MGM Musical Tragedy's Something Good

Could it be? Yes, it could. Somethin's coming—somethin' good: MGM's special edition DVD of its 1961 musical, West Side Story, based on the popular Broadway production, priced at $39.98 (suggested retail), being released April 1, is worth every cent.

DVD was made for movies like West Side Story, an outstanding creative achievement that won ten Academy Awards, including Best Picture. 42 years later, Leonard Bernstein's sweeping music, matched perfectly by Stephen Sondheim's intelligent lyrics, is as captivating as ever. Jerome Robbins' dazzling choreography, combining elements of jazz and ballet, puts today's music video style musicals to shame. Here, dancers are seen actually dancing—in full-body shots for longer than a millisecond. Robbins also directed West Side Story with Robert Wise.

The cast includes Natalie Wood and Richard Beymer as doomed lovers Maria and Tony with Rita Moreno and George Chakiris in their Oscar-winning roles as Puerto Rican immigrants on Manhattan's west side.

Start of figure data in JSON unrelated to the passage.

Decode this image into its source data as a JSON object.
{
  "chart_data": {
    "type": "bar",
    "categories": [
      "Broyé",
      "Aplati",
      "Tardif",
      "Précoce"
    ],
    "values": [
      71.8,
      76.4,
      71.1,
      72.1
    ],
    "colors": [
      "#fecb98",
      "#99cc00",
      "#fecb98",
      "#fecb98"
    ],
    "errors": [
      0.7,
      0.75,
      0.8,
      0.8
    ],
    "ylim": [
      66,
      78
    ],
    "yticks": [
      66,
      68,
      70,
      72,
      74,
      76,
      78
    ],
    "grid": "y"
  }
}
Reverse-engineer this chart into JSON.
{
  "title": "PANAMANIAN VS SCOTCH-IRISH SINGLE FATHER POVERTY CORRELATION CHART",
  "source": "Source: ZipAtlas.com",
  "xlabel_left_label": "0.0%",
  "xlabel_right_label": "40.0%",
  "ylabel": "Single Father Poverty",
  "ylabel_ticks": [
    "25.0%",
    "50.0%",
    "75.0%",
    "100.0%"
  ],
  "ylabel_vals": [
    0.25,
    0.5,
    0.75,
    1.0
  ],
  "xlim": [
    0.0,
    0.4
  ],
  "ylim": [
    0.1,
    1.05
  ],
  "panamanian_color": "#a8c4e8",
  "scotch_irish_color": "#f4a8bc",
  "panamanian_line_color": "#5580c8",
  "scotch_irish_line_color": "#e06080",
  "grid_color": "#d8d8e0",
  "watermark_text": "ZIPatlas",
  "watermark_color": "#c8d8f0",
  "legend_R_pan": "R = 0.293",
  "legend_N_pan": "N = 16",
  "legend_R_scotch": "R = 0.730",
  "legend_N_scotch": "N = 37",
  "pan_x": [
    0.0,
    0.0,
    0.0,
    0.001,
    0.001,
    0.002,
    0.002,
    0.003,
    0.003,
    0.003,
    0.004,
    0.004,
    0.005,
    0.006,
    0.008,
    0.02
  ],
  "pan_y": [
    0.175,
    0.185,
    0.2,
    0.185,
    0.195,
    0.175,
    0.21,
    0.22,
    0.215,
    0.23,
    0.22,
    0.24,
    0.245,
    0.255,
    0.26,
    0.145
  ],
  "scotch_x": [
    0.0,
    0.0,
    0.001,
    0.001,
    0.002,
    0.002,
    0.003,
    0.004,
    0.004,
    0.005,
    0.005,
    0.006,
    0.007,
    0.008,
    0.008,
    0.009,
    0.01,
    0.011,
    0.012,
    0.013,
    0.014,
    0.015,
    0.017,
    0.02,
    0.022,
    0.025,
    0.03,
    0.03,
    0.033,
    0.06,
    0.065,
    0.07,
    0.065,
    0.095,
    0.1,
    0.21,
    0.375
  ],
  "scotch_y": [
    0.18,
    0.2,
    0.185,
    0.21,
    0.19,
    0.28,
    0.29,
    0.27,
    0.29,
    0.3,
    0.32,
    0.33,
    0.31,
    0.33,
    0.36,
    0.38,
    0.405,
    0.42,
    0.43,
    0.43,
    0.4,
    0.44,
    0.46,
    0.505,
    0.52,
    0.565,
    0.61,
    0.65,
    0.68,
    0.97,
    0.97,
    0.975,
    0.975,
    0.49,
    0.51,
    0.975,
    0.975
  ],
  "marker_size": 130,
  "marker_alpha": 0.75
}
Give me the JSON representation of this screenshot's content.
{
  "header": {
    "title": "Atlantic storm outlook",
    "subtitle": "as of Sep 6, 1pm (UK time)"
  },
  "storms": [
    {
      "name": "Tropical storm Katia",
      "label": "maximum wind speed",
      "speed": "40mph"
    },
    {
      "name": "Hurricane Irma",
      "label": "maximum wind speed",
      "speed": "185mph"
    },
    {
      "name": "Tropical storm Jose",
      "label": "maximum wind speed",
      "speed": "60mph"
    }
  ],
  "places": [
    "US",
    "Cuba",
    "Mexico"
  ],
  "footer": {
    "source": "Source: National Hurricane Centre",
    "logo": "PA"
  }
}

The story, a tragedy based loosely on Shakespeare's Romeo and Juliet, is less compelling than the music. The deterministic, social worker morality wears thin. The teenage street thugs look, dress and talk better than most of today's college graduates. As Sondheim suggests in the documentary, West Side Story endures primarily as an ode to falling in love.

"America"—the crackling confrontation between the pro-assimilation Puerto Rican girls and their self-pitying gang member boyfriends—holds up well and both "Maria" and "Tonight" are as magical as ever.

Metro Goldwyn Mayer (MGM) has put together a terrific two-disc package. Besides the usual scene selections—32 scenes pegged to the songs—languages (English, Spanish and French), and original theatrical trailers, the collector's set includes the 2 1/2 hour movie with new audio, storyboards, original intermission music, photographs, and a one-hour documentary, West Side Memories, with cast and crew interviews.

While Oscar-winning actor Chakiris is conspicuously absent from the documentary and it would have been better to include a wider range of actors, the interviews cover a lot of territory, including such unpleasant aspects as Robbins being fired. It's a rare treat to hear Natalie Wood's own singing voice—dubbed without Wood's knowledge by Marni Nixon—and each star is given his or her due.

The best new feature is the booklet, a handy reference guide with an introduction from screenwriter Ernest Lehman, the complete screenplay including revisions, original lobby brochure, and a chronology of the production from stage to screen. MGM, which released a standard DVD years ago, has given West Side Story the lush treatment it deserves, which ought to leave both newcomers and longtime fans singing right along.